Jon Levin, President
Yes. Michael mentioned this, but it's clear to us since we experience it daily. Sometimes performance fees may not be finalized in the fourth quarter due to certain portfolios having fiscal years that don't align with the calendar year. However, as Michael pointed out, most portfolios measure performance fees based on the calendar year, which is why we observe most crystallization in the fourth quarter. Additionally, I want to emphasize that most of our ARS portfolios for clients are multi-strategy portfolios. While some may focus on specific areas like equity or credit, the majority are multi-strategy, incorporating equity, credit, relative value, and macro strategies.
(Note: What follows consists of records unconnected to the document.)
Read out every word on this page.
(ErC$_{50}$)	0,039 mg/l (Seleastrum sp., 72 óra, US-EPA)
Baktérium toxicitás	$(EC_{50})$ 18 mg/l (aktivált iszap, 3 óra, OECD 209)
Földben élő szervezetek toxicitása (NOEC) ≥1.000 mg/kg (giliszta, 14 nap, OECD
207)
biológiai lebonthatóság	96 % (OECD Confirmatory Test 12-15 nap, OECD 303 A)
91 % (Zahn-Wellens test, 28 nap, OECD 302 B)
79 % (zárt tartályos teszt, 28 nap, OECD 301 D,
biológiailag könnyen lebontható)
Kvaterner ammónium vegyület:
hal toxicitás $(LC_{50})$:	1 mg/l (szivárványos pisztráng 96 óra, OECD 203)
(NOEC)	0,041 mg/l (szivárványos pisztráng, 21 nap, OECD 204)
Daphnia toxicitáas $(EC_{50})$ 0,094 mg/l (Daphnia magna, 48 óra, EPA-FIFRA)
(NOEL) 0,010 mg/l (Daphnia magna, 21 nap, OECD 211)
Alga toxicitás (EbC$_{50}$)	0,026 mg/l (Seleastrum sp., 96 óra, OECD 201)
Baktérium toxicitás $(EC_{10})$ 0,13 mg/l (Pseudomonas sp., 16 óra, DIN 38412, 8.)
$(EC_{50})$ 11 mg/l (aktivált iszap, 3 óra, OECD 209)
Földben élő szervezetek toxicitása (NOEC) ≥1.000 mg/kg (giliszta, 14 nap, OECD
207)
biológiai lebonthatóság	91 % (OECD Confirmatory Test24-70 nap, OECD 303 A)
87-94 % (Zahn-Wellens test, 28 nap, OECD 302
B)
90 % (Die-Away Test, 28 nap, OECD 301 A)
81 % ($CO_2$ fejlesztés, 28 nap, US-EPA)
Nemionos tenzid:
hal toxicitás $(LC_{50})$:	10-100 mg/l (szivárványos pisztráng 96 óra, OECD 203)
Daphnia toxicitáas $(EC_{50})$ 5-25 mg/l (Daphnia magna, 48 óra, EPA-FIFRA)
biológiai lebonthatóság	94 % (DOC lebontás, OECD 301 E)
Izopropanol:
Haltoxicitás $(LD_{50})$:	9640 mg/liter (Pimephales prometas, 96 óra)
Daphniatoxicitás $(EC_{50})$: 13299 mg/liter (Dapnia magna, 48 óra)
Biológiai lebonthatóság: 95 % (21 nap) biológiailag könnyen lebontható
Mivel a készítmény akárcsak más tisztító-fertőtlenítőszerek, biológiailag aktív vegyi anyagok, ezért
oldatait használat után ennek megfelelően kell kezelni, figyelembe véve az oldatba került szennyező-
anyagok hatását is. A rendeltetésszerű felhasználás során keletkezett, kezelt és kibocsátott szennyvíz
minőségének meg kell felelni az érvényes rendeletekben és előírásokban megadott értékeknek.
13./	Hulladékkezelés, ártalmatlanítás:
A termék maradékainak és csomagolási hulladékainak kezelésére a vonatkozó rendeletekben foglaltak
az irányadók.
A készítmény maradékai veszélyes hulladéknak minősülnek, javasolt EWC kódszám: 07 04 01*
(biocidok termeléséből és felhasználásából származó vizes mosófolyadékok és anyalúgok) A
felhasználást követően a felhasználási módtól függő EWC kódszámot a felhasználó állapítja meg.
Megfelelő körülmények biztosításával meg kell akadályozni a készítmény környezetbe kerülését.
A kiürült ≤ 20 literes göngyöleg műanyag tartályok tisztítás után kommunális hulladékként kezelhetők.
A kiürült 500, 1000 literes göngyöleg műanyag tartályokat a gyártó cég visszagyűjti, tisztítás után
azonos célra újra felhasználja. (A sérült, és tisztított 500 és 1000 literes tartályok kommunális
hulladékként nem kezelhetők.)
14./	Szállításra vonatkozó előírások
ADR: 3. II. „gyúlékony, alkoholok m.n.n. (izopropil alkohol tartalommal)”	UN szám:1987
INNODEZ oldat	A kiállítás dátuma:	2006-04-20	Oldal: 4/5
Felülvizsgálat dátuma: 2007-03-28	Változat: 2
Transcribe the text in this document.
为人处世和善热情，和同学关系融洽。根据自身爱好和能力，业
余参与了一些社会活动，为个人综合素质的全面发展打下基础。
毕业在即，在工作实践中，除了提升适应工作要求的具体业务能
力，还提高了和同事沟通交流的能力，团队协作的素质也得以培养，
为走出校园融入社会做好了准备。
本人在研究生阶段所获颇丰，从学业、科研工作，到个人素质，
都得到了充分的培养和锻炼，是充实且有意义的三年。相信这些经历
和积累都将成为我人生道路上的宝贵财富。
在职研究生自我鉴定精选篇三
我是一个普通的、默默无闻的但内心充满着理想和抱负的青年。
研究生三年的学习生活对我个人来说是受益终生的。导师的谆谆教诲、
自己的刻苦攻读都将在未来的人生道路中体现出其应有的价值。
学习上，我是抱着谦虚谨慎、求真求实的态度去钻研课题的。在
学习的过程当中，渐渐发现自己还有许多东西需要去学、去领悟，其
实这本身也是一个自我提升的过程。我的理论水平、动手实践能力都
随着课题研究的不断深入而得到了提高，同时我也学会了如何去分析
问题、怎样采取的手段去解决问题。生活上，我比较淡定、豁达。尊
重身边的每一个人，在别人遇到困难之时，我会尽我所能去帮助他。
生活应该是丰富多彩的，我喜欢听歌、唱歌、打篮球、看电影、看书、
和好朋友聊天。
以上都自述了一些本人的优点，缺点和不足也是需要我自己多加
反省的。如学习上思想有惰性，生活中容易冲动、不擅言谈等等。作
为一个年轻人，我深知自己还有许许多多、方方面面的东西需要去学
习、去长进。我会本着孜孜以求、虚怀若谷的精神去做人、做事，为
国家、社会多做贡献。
The positive performance we've noticed this year and the capital protection we've managed during recent challenging market conditions reflect broad-based strong performance and solid alpha generation.
Operator, Operator
Thank you. And that does conclude the question-and-answer session. I'll now turn the conference back over to you.
Stacie Selinger, Head of Investor Relations
Thank you. Thank you, again for joining us today. We appreciate the questions and the engagement, and we look forward to either following up or talking to you again next quarter.
Operator, Operator
Thank you. And ladies and gentlemen, thank you for participating in today's conference. This concludes today's program. We hope everyone has a great day. You may all disconnect.